Dariusz Baranowski podczas Wyścigu Rowerowego po Ziemi Zgierskiej Tour do Powiat w Głownie 2013 d.  [Nasz wywiad] Dariusz Baranowski: Zwycięstwo w takim wyścigu może dać szansę
Dariusz Baranowski podczas Wyścigu Rowerowego po Ziemi Zgierskiej Tour do Powiat w Głownie 2013 d. / wikipedia/Koralik82 /CC BY-SA 3.0

– Jak ocenia Pan tegoroczną trasę 33. Międzynarodowego Wyścigu Kolarskiego Solidarności i Olimpijczyków? To będzie szybka rywalizacja? Co zadecyduje o wygranej?

– W tym roku na trasie Wyścigu nie ma dużych gór, ale droga z pewnością będzie wymagająca. Myślę, że najważniejsze będą sekundy, walka na lotnych premiach i na metach, gdzie są bonifikaty. Przypuszczam, że Wyścig rozegra się w ten sposób, że będą nieduże różnice czasowe, dlatego warto walczyć o każdą sekundę. Na pewno drugiego dnia będzie bardzo ważny trzeci etap ze względu na ciężki pierwszy dzień Wyścigu. Kolarze nie lubią podwójnych etapów jednego dnia, gdzie rano jest jeden start i to dosyć długi, bo prawie 100 km, i tego samego dnia kolejny etap – ponad 120 km. Pierwszy dzień będzie zatem bardzo męczący, a drugiego dnia trzeba będzie znów przejechać kolejne ponad 200 km. Trudy pierwszego dnia, który skończy się o godzinie 20, przełożą się na to, że będzie mało czasu na masaż i regenerację, co wpłynie na kolejne etapy Wyścigu.

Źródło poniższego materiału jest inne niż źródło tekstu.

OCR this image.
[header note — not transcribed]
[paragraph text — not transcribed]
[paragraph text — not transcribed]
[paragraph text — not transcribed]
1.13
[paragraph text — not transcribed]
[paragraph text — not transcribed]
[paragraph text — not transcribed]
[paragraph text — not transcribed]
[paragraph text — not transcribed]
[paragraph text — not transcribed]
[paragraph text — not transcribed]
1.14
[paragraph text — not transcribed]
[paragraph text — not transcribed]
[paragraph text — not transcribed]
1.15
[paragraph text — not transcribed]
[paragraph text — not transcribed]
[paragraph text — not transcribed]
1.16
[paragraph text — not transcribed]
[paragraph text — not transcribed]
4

– Na którym z odcinków Wyścigu może dojść do rozerwania peletonu?

– Pierwszego dnia są dwa etapy i myślę, że drugiego dnia na etapie do Nowego Sącza może dojść do rozerwania peletonu. Wtedy ta mniejsza, wyselekcjonowana grupa może sama dojechać do mety. Nawet jak to będzie niewielka grupa, to te sekundy mogą mieć znaczenie dla całego Wyścigu. Myślę, że w tym drugim dniu, gdy kolarze będą mieli do przejechania ponad 200 km do Nowego Sącza, może zawiązać się kluczowa akcja – kilku kolarzy odjedzie i to przesądzi o całym Wyścigu.

– Kto jest Pana zdaniem faworytem Wyścigu? Czy Polacy mają w tym roku szansę na wygraną?

– Bez oficjalnej listy startowej nie mogę wskazać zwycięzcy. Liczę jednak, że będzie to ktoś z naszych kolarzy – polski zawodnik, bo rok temu nie było na podium żadnego Polaka. Dwie nasze zawodowe drużyny – Voster ATS i HRE Mazowsze Serce Polski – mają kolarzy, którzy potrafią wygrywać. Liczę na to, że cały Wyścig wygra polski zawodnik.

– Jak wspomina Pan swój zwycięski start w Wyścigu Solidarności z 1993 roku?

– Wspominam go bardzo miło. Wyścig Kolarski Solidarności i Olimpijczyków rozpoczął się w 1990 roku, gdy byłem jeszcze juniorem. Rok później wystartowałem w nim po raz pierwszy, miałem wówczas 19 lat i zająłem drugie miejsce. Bardzo cieszyłem się z podium. W 1992 roku znowu zająłem drugie miejsce i w kolejnym roku – do trzech razy sztuka – w końcu wygrałem. Sprawiło mi to dużą radość po wcześniejszych dwóch drugich miejscach, tym bardziej że równolegle w 1991 i 1992 roku wygrywałem Tour de Pologne. W 1993 roku było pierwsze miejsce zarówno w Wyścigu Solidarności, jak i w Tour de Pologne, więc był to bardzo dobry rok.

– Co poradziłby Pan zarówno początkującym, jak i tym młodym kolarzom, którzy marzą o przejściu na zawodowstwo i reprezentowaniu Polski na arenie międzynarodowej?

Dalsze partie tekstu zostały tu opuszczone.